Alternatives to Method 5 Compliance Testing 

When coatings are made, the addition of dry solids to MCM-subject process vessels tends to be short in

duration and often occurs infrequently, representing only a fraction of the time required to conduct Method 5 test runs. The proposed rule correctly specifies that the metal HAP emission limits apply to MCM-subject process vessels only “during the addition of dry pigments and solids that contain material containing metal HAP” (see proposal at 40 C.F.R. §§ 63.8005(a)(1)(iii) and Table 1, Item 2.c.). Moreover, facilities are required to conduct a compliance demonstration under “normal operation,” consisting of at least three Method 5 test runs of the corresponding PM control device (see proposal at 40 C.F.R. § 63.8005(i)(1)).

In practice, Method 5 test runs usually require an hour or more, whereas the addition of dry solids to an MCM-subject vessel typically occurs over a much shorter duration period. For example, under normal operation, the addition of solids from bags or sacks into some vessels occurs in no more than 10 or 15 minutes for each batch. It also might be a matter of days, or even months, before another batch is made involving the addition of dry solid metal HAP. For such vessels, only one of the three Method 5 test runs might reasonably occur while dry solids are being added to the vessel, and with that solids addition possibly spanning only part of the duration of the single-test run.

In its comments, ACA underscored that Method 5 testing is not feasible for vessels that are infrequently or rarely subject to MCM. The MCM rule applies to vessels ≥ 250 gallons only during uses of the vessel that meet the rule’s applicability criteria at 40 C.F.R. § 63.7985(a). At some facilities, only a small number of batches (in some cases, no more than one or two batches in a year) are subject to MCM, and even fewer of these might involve the addition of metal HAP in dry solids. Notably, some facilities manufacture many different types of materials in the same vessel. Some of the manufactured materials might not be coatings, and/or some materials are coatings made without “processing, using, or producing a HAP.” Neither of those uses of a vessel are subject to MCM (see 40 C.F.R. §§ 63.7985(a)(2)–(3)). Overall, Method 5 testing is not feasible for PM control devices that service one or more vessels that are subject to the MCM rule and in dry metal HAP service for a small number of instances each year.

In addition, Method 5 testing is not feasible for vessels for which PM emissions are routed to a control device that operates only while the dry materials are being added to the vessel. As such, ACA encouraged U.S. EPA to modify the proposed rule by adding design evaluations as an option in lieu of Method 5 testing with specific suggestions outlined in its comments. ACA also stressed that the agency already authorizes design evaluations under some circumstances for the MCM rule’s organic HAP emission limits and authorizes design evaluations for particulate HAP in several related NESHAP rules.

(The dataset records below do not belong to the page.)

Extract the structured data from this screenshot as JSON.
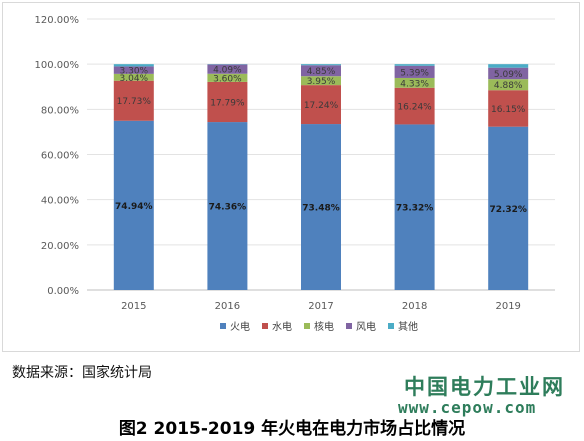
{
  "chart_data": {
    "type": "bar",
    "stacked": true,
    "categories": [
      "2015",
      "2016",
      "2017",
      "2018",
      "2019"
    ],
    "series": [
      {
        "name": "火电",
        "color": "#4f81bd",
        "values": [
          74.94,
          74.36,
          73.48,
          73.32,
          72.32
        ],
        "labels": [
          "74.94%",
          "74.36%",
          "73.48%",
          "73.32%",
          "72.32%"
        ]
      },
      {
        "name": "水电",
        "color": "#c0504d",
        "values": [
          17.73,
          17.79,
          17.24,
          16.24,
          16.15
        ],
        "labels": [
          "17.73%",
          "17.79%",
          "17.24%",
          "16.24%",
          "16.15%"
        ]
      },
      {
        "name": "核电",
        "color": "#9bbb59",
        "values": [
          3.04,
          3.6,
          3.95,
          4.33,
          4.88
        ],
        "labels": [
          "3.04%",
          "3.60%",
          "3.95%",
          "4.33%",
          "4.88%"
        ]
      },
      {
        "name": "风电",
        "color": "#8064a2",
        "values": [
          3.3,
          4.09,
          4.85,
          5.39,
          5.09
        ],
        "labels": [
          "3.30%",
          "4.09%",
          "4.85%",
          "5.39%",
          "5.09%"
        ]
      },
      {
        "name": "其他",
        "color": "#4bacc6",
        "values": [
          0.99,
          0.16,
          0.48,
          0.72,
          1.56
        ],
        "labels": [
          "",
          "",
          "",
          "",
          ""
        ]
      }
    ],
    "yticks": [
      "0.00%",
      "20.00%",
      "40.00%",
      "60.00%",
      "80.00%",
      "100.00%",
      "120.00%"
    ],
    "ylim": [
      0,
      120
    ],
    "grid": true,
    "legend_position": "bottom"
  },
  "source_note": "数据来源：国家统计局",
  "watermark": {
    "name": "中国电力工业网",
    "url": "www.cepow.com"
  },
  "caption": "图2 2015-2019 年火电在电力市场占比情况"
}
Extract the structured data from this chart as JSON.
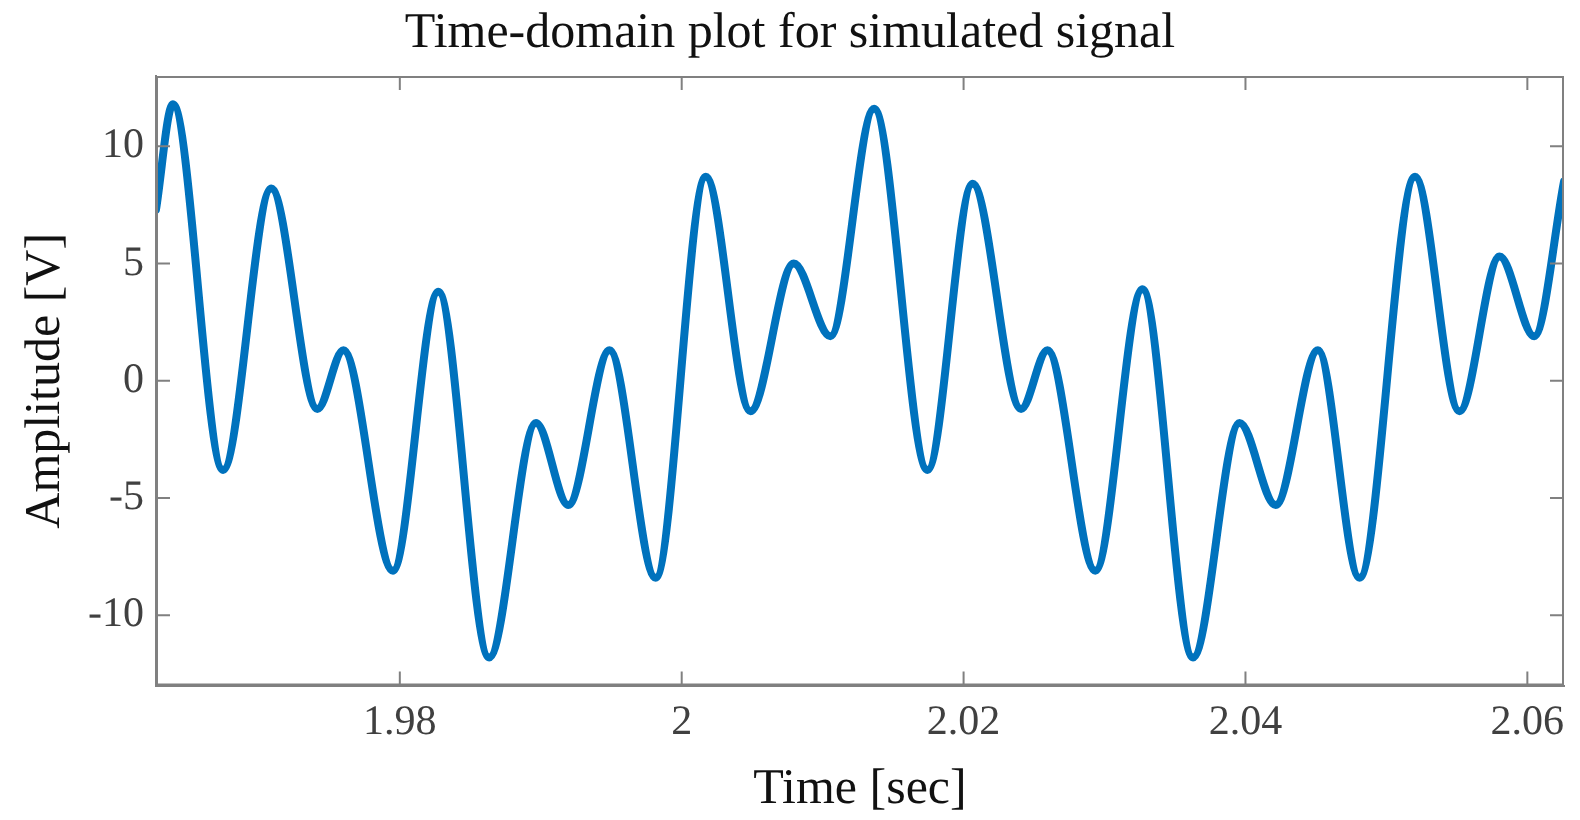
{
  "chart_data": {
    "type": "line",
    "title": "Time-domain plot for simulated signal",
    "xlabel": "Time [sec]",
    "ylabel": "Amplitude [V]",
    "x": [
      1.9627,
      1.9639,
      1.96746,
      1.97088,
      1.97415,
      1.976,
      1.97951,
      1.98273,
      1.98634,
      1.98966,
      1.99195,
      1.99488,
      1.99815,
      2.00171,
      2.00488,
      2.00795,
      2.01055,
      2.01365,
      2.01744,
      2.02064,
      2.02408,
      2.02595,
      2.02935,
      2.03269,
      2.03628,
      2.03958,
      2.04214,
      2.04514,
      2.04809,
      2.05203,
      2.05518,
      2.05803,
      2.06049,
      2.0626
    ],
    "series": [
      {
        "color": "#0072bd",
        "values": [
          7.3,
          11.8,
          -3.8,
          8.2,
          -1.2,
          1.3,
          -8.1,
          3.8,
          -11.8,
          -1.8,
          -5.3,
          1.3,
          -8.4,
          8.7,
          -1.3,
          5.0,
          1.9,
          11.6,
          -3.8,
          8.4,
          -1.2,
          1.3,
          -8.1,
          3.9,
          -11.8,
          -1.8,
          -5.3,
          1.3,
          -8.4,
          8.7,
          -1.3,
          5.3,
          1.9,
          8.5
        ]
      }
    ],
    "xlim": [
      1.9627,
      2.0626
    ],
    "xticks": [
      1.98,
      2,
      2.02,
      2.04,
      2.06
    ],
    "ylim": [
      -13,
      13
    ],
    "yticks": [
      -10,
      -5,
      0,
      5,
      10
    ],
    "marker": "none",
    "line_style": "solid"
  }
}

Clarification for Inapplicability of Subpart SS

Finally, ACA sought official clarification from EPA that Subpart SS, which is referenced by the existing MCM rule, does not apply to PM control devices. To avoid any potential confusion, ACA asked EPA to specify in the rule’s subsection language that Subpart SS does not apply to the proposed requirements for metal HAP by adding qualifiers and proposed explicit clarifying verbiage.

ACA will continue to engage with EPA as it progresses through its amendment rulemaking process.